Elezioni parlamentari in Moldavia e osservatori internazionali

Il 28 settembre 2025 si sono tenute le elezioni parlamentari in Moldavia e, oramai, tutti dovremmo essere a conoscenza dei risultati. In una campagna elettorale per gran parte incentrata sul futuro posizionamento internazionale del Paese, ha prevalso col 50,20 percento dei voti il Partito di Azione e Solidarietà – scelta chiaramente europeista – sul Blocco Elettorale Patriottico arrivato al 24,17 percento, che offriva invece un’alternativa filo-russa.
Intanto, in questi giorni è girato sui social – spinto da numerosissimi account sospettosamente simili a bot – un messaggio che riportava tutta una serie di presunte criticità inerenti la gestione delle elezioni moldave. Ne riportiamo qualche estratto qui di seguito.
Le “elezioni” di oggi in Moldavia…
1. A 8 partiti non è stato permesso di partecipare alle elezioni.
2. Due partiti sono stati esclusi dai blocchi oggi il giorno prima delle elezioni. […]
8. Agli osservatori russi e bielorussi non è stato permesso l’ingresso. […]
10. Per la regione della Transnistria (con 200 mila elettori) sono state stampate 13 mila schede elettorali.
11. Sono stati aperti solo 6 seggi elettorali per i cittadini della Transnistria, in luoghi inaccessibili ai transnistriani. […]
Ecc., ecc., ecc., ecc.
In Moldavia c’è una tipica dittatura e solo un cieco non la vede.
E non ditemi che è lo stesso in Russia. Perché gli europei chiamano la Russia dittatura e autocrazia, mentre la Moldavia è una democrazia liberale.
– E.Nikolaev mw
Interessante il fatto che Maria Zakharova, portavoce del Ministero degli Esteri russo, abbia sostenuto le stesse precise accuse nella giornata del 29 settembre.

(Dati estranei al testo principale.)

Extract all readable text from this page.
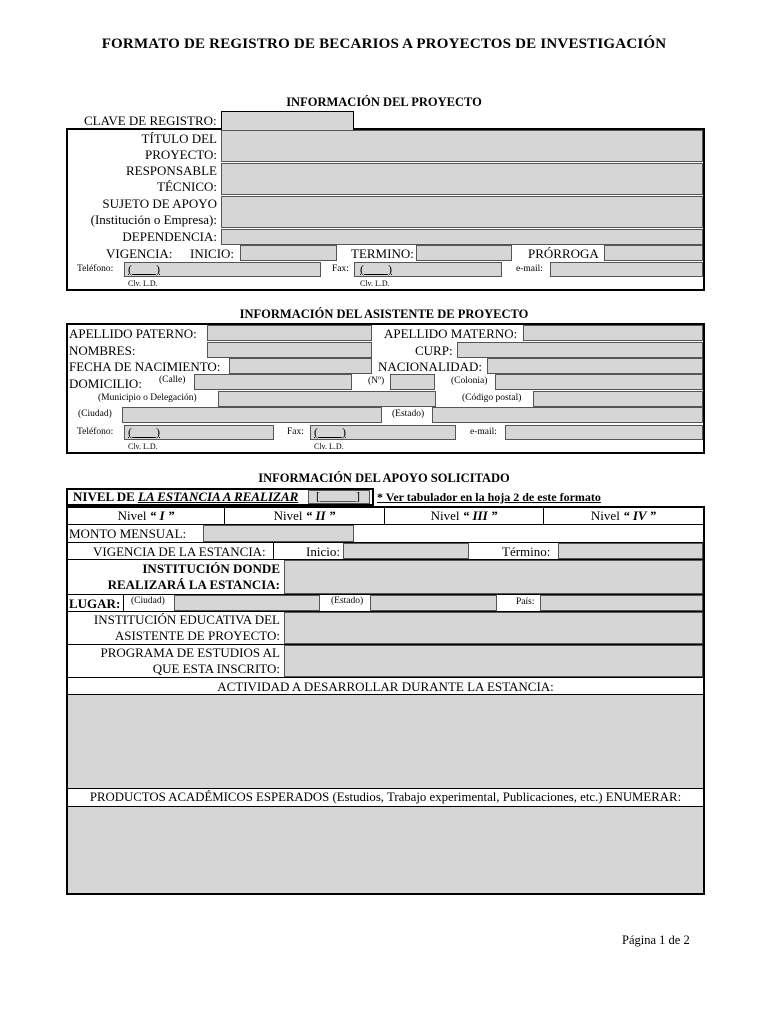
FORMATO DE REGISTRO DE BECARIOS A PROYECTOS DE INVESTIGACIÓN
INFORMACIÓN DEL PROYECTO
CLAVE DE REGISTRO:
TÍTULO DEL
PROYECTO:
RESPONSABLE
TÉCNICO:
SUJETO DE APOYO
(Institución o Empresa):
DEPENDENCIA:
VIGENCIA: INICIO:	TERMINO:	PRÓRROGA
Teléfono: (____)	Fax: (____)	e-mail:
Clv. L.D.	Clv. L.D.
INFORMACIÓN DEL ASISTENTE DE PROYECTO
APELLIDO PATERNO:	APELLIDO MATERNO:
NOMBRES:	CURP:
FECHA DE NACIMIENTO:	NACIONALIDAD:
DOMICILIO: (Calle)	(Nº)	(Colonia)
(Municipio o Delegación)	(Código postal)
(Ciudad)	(Estado)
Teléfono: (____)	Fax: (____)	e-mail:
Clv. L.D.	Clv. L.D.
INFORMACIÓN DEL APOYO SOLICITADO
NIVEL DE LA ESTANCIA A REALIZAR [______] * Ver tabulador en la hoja 2 de este formato
Nivel “ I ”	Nivel “ II ”	Nivel “ III ”	Nivel “ IV ”
MONTO MENSUAL:
VIGENCIA DE LA ESTANCIA:	Inicio:	Término:
INSTITUCIÓN DONDE
REALIZARÁ LA ESTANCIA:
LUGAR: (Ciudad)	(Estado)	País:
INSTITUCIÓN EDUCATIVA DEL
ASISTENTE DE PROYECTO:
PROGRAMA DE ESTUDIOS AL
QUE ESTA INSCRITO:
ACTIVIDAD A DESARROLLAR DURANTE LA ESTANCIA:
PRODUCTOS ACADÉMICOS ESPERADOS (Estudios, Trabajo experimental, Publicaciones, etc.) ENUMERAR:
Página 1 de 2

In sostanza veniamo sommersi di informazioni atte a suscitare il nostro sdegno più profondo, ma “E. Nikolaev mw”, nonostante dia l’impressione di essere piuttosto sul pezzo, non ci fornisce alcuna fonte a sostegno di quanto scritto. Ovviamente non abbiamo la minima intenzione di approfondire ogni singola affermazione in questo articolo, perché richiederebbe troppo tempo e chi scrive lo fa nel proprio tempo libero. Però cogliamo l’occasione per affrontare un tema che riteniamo alquanto rilevante, anche perché più volte tirato in ballo in queste occasioni: la regolarità delle elezioni e il ruolo degli osservatori internazionali.
Il lavoro di un osservatore internazionale
L’Organizzazione per la Sicurezza e la Cooperazione in Europa (OSCE) mette a disposizione sul proprio sito una breve guida nella quale descrive la struttura organizzativa, il lavoro e il codice di condotta degli osservatori.
Il presidente dell’Assemblea Parlamentare (OSCE PA) nomina un rappresentante dell’Assemblea a capo di ciascuna missione. A questo sono affidate le visite ufficiali nel paese di osservazione, la guida di riunioni pre-elettorali per gli osservatori, la convocazione di gruppi consultivi con cui confrontarsi e il ruolo di portavoce dei membri della missione.
Prima delle elezioni gli osservatori revisionano la legislazione elettorale; la registrazione dei candidati, dei partiti e degli elettori; la campagna elettorale; la copertura mediatica; l’amministrazione delle elezioni; la gestione dei reclami e dei ricorsi.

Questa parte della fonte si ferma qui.